Today, the Berkman Center is relaunching Media Cloud, a platform designed to let scholars, journalists and anyone interested in the world of media ask and answer quantitative questions about media attention. For more than a year, we’ve been collecting roughly 50,000 English-language stories a day from 17,000 media sources, including major mainstream media outlets, left and right-leaning American political blogs, as well as from 1000 popular general interest blogs. (For much more about what Media Cloud does and how it does it, please see this post on the system from our lead architect, Hal Roberts.)
We’ve used what we’ve discovered from this data to analyze the differences in coverage of international crises in professional and citizen media and to study the rapid shifts in media attention that have accompanied the flood of breaking news that’s characterized early 2011. In the next weeks, we’ll be publishing some new research that uses Media Cloud to help us understand the structure of professional and citizen media in Russia and in Egypt.
With our relaunch of the site, many of our most powerful tools are now available for your use. We’re hoping Media Cloud proves useful to anyone interested in asking questions about what bloggers and journalists are paying attention to, ignoring, celebrating or condemning.
We hope the tools we’re providing are a complement to amazing efforts like Project for Excellence in Journalism’s News Coverage and New Media indices – we consider their tools the gold standard for understanding what topics are discussed in American media. PEJ works their magic using talented teams of coders, who sample different corners of the media ecosystem to find out what’s being discussed. We use huge data sets, algorithms and automation to give a different picture, one focused on language instead of topic.
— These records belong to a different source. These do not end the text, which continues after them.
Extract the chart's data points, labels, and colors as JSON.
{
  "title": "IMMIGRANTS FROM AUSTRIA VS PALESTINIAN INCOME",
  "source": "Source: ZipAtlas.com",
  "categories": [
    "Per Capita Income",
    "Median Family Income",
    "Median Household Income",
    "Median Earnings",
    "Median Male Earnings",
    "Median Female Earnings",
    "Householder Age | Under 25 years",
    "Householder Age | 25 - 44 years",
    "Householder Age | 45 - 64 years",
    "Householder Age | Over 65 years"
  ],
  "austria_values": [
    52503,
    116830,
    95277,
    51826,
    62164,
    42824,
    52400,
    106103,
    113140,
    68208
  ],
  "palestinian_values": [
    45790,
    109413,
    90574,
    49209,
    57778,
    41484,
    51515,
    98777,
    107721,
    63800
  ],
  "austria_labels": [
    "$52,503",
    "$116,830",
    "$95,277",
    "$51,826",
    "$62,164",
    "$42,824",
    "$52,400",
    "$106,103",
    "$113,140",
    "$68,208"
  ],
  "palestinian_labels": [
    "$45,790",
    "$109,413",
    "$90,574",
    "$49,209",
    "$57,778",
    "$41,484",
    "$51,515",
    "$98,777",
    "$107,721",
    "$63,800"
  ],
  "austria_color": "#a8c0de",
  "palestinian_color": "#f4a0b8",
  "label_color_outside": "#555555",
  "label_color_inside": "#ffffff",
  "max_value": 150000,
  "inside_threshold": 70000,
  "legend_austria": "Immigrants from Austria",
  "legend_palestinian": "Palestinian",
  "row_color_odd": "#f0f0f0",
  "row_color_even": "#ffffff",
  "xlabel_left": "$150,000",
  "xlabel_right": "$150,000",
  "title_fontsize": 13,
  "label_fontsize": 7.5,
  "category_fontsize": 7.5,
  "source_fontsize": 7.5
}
At its most basic, Media Cloud gives a picture of what journalists and bloggers and writing about by counting the words used in recent stories. Above is a cloud of language used in our set of political blogs during the week starting on Monday, May 2nd. We can see language about the US raid on Osama bin Laden’s compound, including obvious words like Abbotabad, Bin Laden and raid, as well as words that suggest particular interests within those stories: helicopter, SEALs, intelligence, interrogation, Pakistan. Even with a major story dominating discussion, we see glimpses of other issues, like the US Congress Caregiver’s Act and speculation that Indiana governor Mitch Daniels will enter the Presidential race. You can click each word in the cloud and see what sentences in different blogs contained the term in question, how often it was used, and how that source compared to others.
Comparison is where our tool is most powerful. The cloud above shows the differences between words used in left and right wing blogs during the same time period. We start to see differences in what aspects of the Bin Laden story bloggers focused on. Bloggers on the left used the words “torture” and “waterboarding” while bloggers on the right use “interrogation” and “terrorist”. Other comparisons are less obvious – we see more discussion of debate about releasing raid photos on the right than on the left, and a discussion about expanding the Hyde Amendment (which affects congressional funding for abortion) on the left.
We’re also able to make general statements about the similarity or difference in word usage in these comparisons. While the left and right may both be focused on the raid in Pakistan, the similarity score (near the bottom of the word cloud, towards the right) suggests a larger disparity in agendas than we saw looking at these two sets of media a year ago, when both sides were talking primarily about Arizona’s tightened immigration laws. I’ve been taking an in-depth look at similarity scores to understand how media attention can shift at moments of international crisis, and how the recent, internationally-focused media cycle may differ from the news we often get in the US.
What our tools let you do with Media Cloud are really just the tip of the iceberg. The code behind our system is published under an open source license, so other researchers can build systems to monitor media in other countries and other languages. (We’ve got a system monitoring Russian media and blogs that you’ll hear more about soon.) We are publishing huge sets of data that include information on word frequencies in different stories for researchers who want to analyze American media without collecting their own data. And we’re hoping to collaborate with researchers around the world who’d like to use our tools and data to ask and answer pressing questions about what’s covered and how.
This new release is thanks for the hard work of Hal Roberts, architect of the project, David Larochelle, developer extraordinaire, Zoe Fraade-Blanar, whose skill at interface design has made our work vastly more useable as well as more attractive. Thanks to them and everyone else involved with the Media Cloud project. Hope you’ll check our work out and let us know what you discover.